Oregon Governor Kate Brown has announced a new strategy to prioritize ending homelessness for children and veterans, and to increase housing affordability for all Oregonians.  Through the publication of a white paper entitled “Housing Policy Agenda: Housing Stability for Children, Veterans and the Chronically Homeless and Increased Housing Supply for Urban and Rural Communities” Governor Brown’s calls for $370 million of state investments, focusing on housing stability for families with children, veterans, the chronically homeless, and rural communities.  Over $200 million of these funds would be dedicated for housing development and preservation.  The strategy focuses on areas where the impacts of the housing shortage are the most acute, running across Oregon’s entire housing spectrum, including individuals and families experiencing homelessness, affordable housing, and market rate housing.
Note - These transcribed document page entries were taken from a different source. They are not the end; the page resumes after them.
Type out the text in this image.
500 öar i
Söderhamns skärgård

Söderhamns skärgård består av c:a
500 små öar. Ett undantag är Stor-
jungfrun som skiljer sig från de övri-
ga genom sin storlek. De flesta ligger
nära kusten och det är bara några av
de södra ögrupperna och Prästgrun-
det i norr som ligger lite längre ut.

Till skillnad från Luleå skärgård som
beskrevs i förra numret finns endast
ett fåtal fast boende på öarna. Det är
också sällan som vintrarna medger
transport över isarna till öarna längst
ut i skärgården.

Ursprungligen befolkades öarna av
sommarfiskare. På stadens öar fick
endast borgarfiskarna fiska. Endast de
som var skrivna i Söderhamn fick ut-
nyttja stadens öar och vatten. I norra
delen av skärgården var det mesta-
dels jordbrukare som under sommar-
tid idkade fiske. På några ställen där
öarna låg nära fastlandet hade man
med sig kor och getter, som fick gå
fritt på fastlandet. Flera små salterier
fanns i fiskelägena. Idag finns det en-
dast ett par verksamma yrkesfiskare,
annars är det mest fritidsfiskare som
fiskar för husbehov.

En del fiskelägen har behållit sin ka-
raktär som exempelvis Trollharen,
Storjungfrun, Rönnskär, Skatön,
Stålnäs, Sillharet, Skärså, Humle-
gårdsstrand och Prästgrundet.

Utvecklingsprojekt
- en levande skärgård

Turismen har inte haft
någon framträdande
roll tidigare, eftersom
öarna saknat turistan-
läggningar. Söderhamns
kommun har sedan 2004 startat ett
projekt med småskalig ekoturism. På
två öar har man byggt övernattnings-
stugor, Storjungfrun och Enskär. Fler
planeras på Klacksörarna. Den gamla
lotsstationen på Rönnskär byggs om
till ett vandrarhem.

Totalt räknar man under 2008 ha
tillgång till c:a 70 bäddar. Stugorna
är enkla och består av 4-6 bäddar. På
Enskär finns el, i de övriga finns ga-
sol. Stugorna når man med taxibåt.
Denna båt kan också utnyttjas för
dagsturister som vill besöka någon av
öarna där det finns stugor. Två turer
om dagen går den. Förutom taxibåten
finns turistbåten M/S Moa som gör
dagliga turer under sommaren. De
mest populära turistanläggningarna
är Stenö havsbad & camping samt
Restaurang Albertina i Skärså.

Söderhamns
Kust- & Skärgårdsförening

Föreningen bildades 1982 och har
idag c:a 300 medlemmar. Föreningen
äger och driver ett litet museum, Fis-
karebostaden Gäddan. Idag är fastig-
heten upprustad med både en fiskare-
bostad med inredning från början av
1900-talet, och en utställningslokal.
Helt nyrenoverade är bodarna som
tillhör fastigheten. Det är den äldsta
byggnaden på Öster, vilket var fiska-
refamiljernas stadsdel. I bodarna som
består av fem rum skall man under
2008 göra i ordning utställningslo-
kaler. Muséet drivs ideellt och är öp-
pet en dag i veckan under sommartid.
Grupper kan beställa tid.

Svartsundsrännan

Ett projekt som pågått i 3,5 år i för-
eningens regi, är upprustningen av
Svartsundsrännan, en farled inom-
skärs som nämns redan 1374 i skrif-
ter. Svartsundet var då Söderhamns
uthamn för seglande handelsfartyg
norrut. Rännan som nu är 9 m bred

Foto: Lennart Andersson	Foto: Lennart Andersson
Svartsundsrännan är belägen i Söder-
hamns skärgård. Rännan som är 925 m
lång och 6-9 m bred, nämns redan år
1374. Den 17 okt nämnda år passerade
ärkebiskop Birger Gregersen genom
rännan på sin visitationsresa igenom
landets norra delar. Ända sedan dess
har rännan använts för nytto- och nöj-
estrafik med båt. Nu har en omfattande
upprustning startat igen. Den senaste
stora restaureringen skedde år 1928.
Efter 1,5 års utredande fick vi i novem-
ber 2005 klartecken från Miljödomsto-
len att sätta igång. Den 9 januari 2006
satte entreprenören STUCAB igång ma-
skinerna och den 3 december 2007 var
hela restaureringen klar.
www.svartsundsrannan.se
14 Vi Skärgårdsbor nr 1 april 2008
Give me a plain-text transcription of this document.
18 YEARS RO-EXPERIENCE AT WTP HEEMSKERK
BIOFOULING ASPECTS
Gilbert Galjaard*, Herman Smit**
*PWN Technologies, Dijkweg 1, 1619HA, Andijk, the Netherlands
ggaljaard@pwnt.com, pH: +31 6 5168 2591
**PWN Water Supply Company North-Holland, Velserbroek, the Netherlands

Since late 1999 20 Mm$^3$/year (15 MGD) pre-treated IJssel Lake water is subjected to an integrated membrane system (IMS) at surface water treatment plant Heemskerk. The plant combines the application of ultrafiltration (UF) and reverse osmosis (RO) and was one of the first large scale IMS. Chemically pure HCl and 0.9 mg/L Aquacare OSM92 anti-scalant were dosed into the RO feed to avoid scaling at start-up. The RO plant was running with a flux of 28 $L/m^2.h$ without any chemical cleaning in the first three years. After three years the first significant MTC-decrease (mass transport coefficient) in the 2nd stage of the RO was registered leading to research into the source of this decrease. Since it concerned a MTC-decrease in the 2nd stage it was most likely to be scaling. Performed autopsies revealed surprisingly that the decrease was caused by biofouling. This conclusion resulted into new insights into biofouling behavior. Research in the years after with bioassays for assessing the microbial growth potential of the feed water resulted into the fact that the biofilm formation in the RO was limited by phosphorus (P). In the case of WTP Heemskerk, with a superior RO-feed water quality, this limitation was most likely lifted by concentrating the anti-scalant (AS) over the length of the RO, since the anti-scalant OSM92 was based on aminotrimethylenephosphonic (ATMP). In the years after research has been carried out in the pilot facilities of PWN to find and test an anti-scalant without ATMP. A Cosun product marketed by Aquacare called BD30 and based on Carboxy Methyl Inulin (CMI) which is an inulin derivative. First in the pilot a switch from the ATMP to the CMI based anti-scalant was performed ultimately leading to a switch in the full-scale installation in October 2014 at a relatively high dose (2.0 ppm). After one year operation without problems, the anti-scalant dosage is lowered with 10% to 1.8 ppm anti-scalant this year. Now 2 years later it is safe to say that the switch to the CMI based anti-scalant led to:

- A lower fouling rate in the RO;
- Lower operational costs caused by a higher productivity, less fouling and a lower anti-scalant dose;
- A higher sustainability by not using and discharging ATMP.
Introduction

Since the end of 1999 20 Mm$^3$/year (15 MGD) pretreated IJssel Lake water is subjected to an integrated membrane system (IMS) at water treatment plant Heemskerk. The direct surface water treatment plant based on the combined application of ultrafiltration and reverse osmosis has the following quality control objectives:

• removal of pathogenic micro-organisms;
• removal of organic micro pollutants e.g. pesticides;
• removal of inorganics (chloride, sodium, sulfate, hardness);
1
The Governor’s goal is to continue growing state leadership in efforts to house all Oregonians, including increasing state
investment in affordable housing by tripling the existing pipeline to 25,000 homes by 2023, maintaining a constant
supply of all housing types, and supporting efforts by local governments and the private sector to further overall housing
goals.  Governor Brown’s strategies include:

ONE: Prioritize Ending Children’s Homelessness
Ensure no kid shows up to school after spending the night in a car by ending homelessness for families with children, and investing more resources to help vulnerable families stay in their homes.

TWO: House Oregon’s Veterans
End veteran homelessness in Oregon by ensuring veterans have an array of options to  find and retain housing that meets their needs.

THREE: Invest in Permanent Supportive Housing for the Chronically Homeless 
Move people from street corners and doorways and into homes by investing in proven strategies like permanent supportive housing.

FOUR: Accelerate Growth in Housing Supply
Dramatically increase the number of affordable homes throughout Oregon by supporting the growth of housing supplies.